Grown Like A Pro is the operating system used by working microgreen farms in Chicago Heights. It handles seed density math, watering schedules, harvest timing, inventory, customer orders, and the financial side. Free 30-day trial with no credit card.
How long does it take to learn to grow microgreens commercially?
Most growers in Chicago Heights are selling their first trays within 30 days of starting. Commercial proficiency, meaning you can run 50-plus trays per week without losing crops to mold or under-seeding, takes 60 to 90 days. The seed density and watering math is the single biggest predictor of how fast you get there.
Do I need a license to sell microgreens in Chicago Heights?
For farmers market and direct-to-consumer sales in Chicago Heights, most growers operate under Illinois's cottage food law with no special license. For wholesale to restaurants and grocery stores, you typically need a basic food handler permit, a sales tax permit, and depending on volume, an inspection from your county health department.
How do I price microgreens to restaurants in Chicago Heights?

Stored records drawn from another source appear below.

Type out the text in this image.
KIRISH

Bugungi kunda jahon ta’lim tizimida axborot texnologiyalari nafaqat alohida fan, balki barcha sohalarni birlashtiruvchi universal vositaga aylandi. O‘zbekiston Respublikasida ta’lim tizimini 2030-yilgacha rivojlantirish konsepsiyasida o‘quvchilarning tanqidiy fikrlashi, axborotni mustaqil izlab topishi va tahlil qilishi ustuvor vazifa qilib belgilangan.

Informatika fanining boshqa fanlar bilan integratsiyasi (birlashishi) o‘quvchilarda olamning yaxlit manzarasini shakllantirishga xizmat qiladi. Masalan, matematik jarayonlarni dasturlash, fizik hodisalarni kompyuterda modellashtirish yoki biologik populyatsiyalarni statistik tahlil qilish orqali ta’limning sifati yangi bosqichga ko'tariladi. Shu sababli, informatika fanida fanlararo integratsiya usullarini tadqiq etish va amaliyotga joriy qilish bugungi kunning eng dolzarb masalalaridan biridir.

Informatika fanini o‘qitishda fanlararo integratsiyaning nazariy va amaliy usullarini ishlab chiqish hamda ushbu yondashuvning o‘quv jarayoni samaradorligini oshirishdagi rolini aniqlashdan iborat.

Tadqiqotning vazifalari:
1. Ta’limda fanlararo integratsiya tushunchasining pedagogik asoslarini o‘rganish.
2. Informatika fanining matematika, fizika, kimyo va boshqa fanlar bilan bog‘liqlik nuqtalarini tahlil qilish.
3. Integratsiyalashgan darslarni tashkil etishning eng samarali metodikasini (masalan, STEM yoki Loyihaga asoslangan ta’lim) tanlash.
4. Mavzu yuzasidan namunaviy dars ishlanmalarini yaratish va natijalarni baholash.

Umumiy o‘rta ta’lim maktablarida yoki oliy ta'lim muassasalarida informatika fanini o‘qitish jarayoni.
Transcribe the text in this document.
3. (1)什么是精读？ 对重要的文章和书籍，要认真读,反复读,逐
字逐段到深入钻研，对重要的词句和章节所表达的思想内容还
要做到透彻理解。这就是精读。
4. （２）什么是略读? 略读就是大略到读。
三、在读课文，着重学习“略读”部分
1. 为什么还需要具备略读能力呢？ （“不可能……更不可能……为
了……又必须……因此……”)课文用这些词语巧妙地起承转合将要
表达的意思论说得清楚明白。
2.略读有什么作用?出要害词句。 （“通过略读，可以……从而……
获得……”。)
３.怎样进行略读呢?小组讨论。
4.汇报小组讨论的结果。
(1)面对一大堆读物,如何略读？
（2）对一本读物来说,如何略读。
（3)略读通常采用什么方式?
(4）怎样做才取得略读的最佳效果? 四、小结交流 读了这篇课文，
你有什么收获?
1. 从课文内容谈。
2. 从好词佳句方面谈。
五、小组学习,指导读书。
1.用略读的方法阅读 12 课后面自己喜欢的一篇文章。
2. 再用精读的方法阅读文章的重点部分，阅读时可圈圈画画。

Restaurant wholesale in Chicago Heights runs $1.50 to $2.50 per ounce for standard varieties, $3 to $5 per ounce for specialty varieties like shiso, micro basil, or amaranth. Sell by the pound for repeat accounts. Local fresh commands a premium over the shipped-in product that most Chicago Heights restaurants currently buy.

Related guides

Once you have the Chicago Heights math in your head, the next read is the density chart that drives every tray you plant.